A Roche spokesman said crenezumab would now move into late-stage Phase III development and it also aimed to run fresh clinical trials using higher doses of gantenerumab, after that drug failed in an initial Phase III study.
“We are developing novel approaches to implement higher doses in ongoing and future studies of gantenerumab and have requested feedback from health authorities,” he added.
The Swiss drugmaker, which reports half-year results on Thursday, did not give further details on when new trials might start.
The revival in gantenerumab’s fortunes has been helped by evidence of its biological activity in patients, based on tests of spinal fluid and brain scans. Details of these so-called biomarker findings were presented at the Alzheimer’s Association International Conference (AAIC) in Washington earlier on Wednesday.
Roche had said last December it was ending a late-stage study of gantenerumab after it failed to prove effective.
Philip Scheltens of the VU University Medical Center in Amsterdam, who presented the data at AAIC, said the latest data suggested gantenerumab was clearing beta-amyloid plaques from the brain but the dose was too low.
“Future trials should examine higher doses of the drug,” he said.
Gantenerumab, which Roche secured through a partnership with Morphosys, is very similar to Biogen’s aducanumab in the way it blocks beta amyloid.
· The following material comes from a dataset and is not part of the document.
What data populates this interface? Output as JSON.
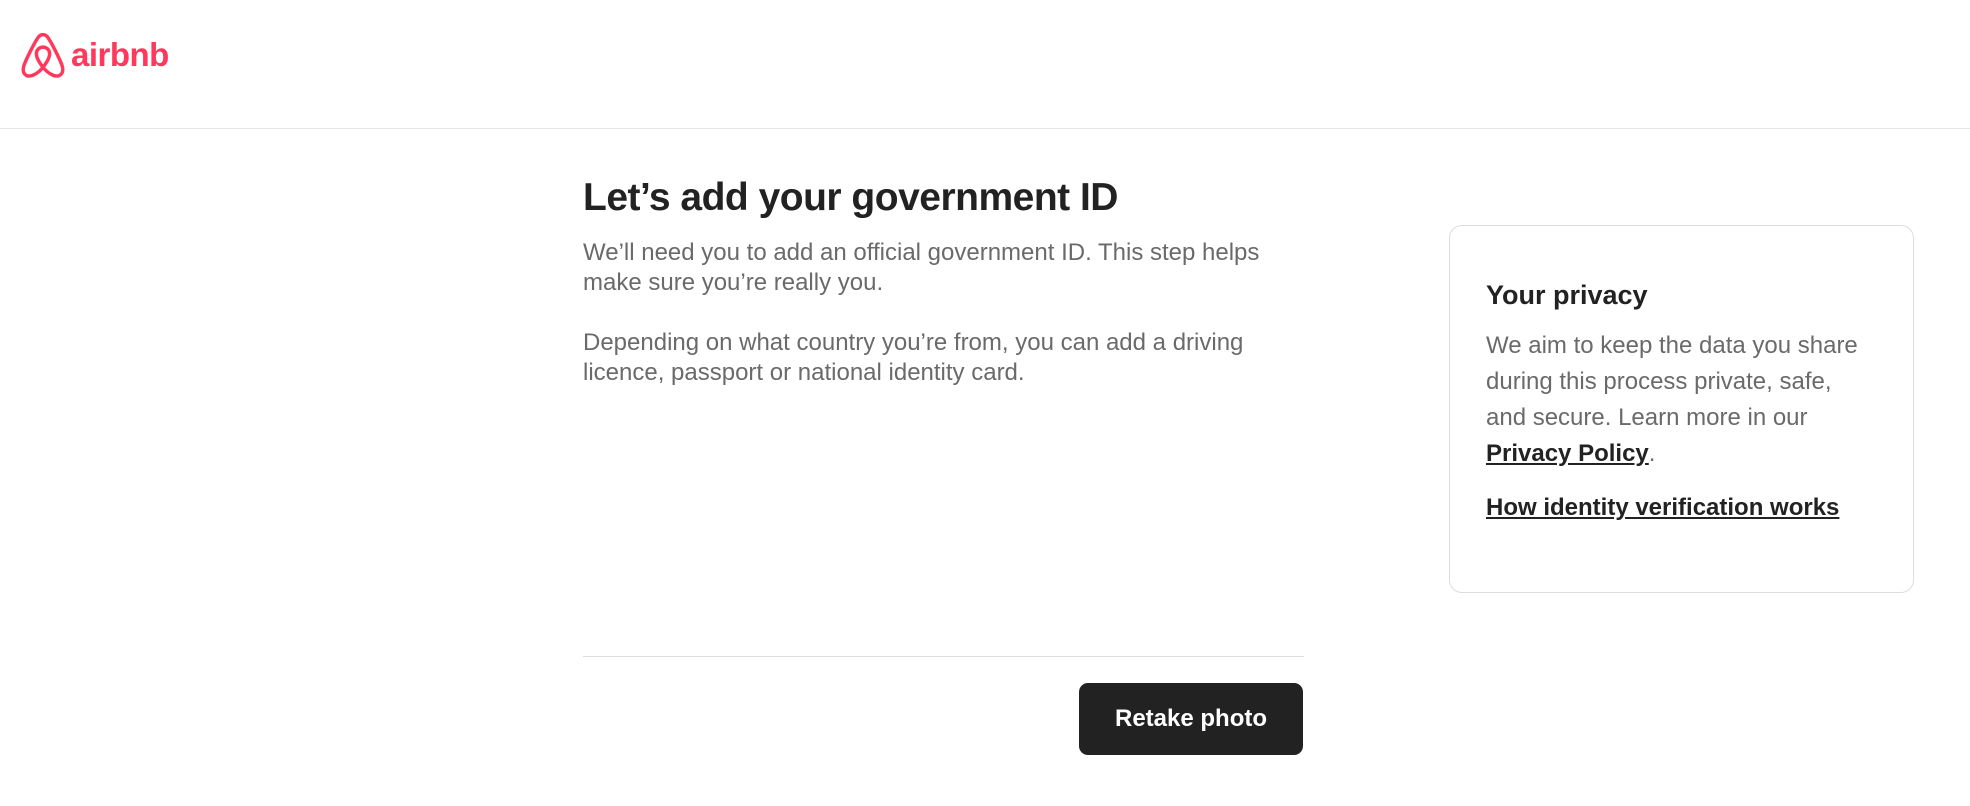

The AAIC meeting was told of promising clinical trial results for both aducanumab and Eli Lilly’s solanezumab, although experts said results of larger confirmatory trials were still needed.
Roche’s pharmaceuticals head Daniel O’Day had said in April that the company would look again at prospects for its two experimental Alzheimer’s drugs.
Dementia, of which Alzheimer’s is the most common form, affects close to 50 million people worldwide, a total set to reach 135 million by 2050, according to non-profit campaign group Alzheimer’s Disease International.
Unlike heart disease and cancer, which have seen major strides in drug development, there is still no treatment that can slow the progression of Alzheimer’s. Current drugs can do no more than ease some of the symptoms.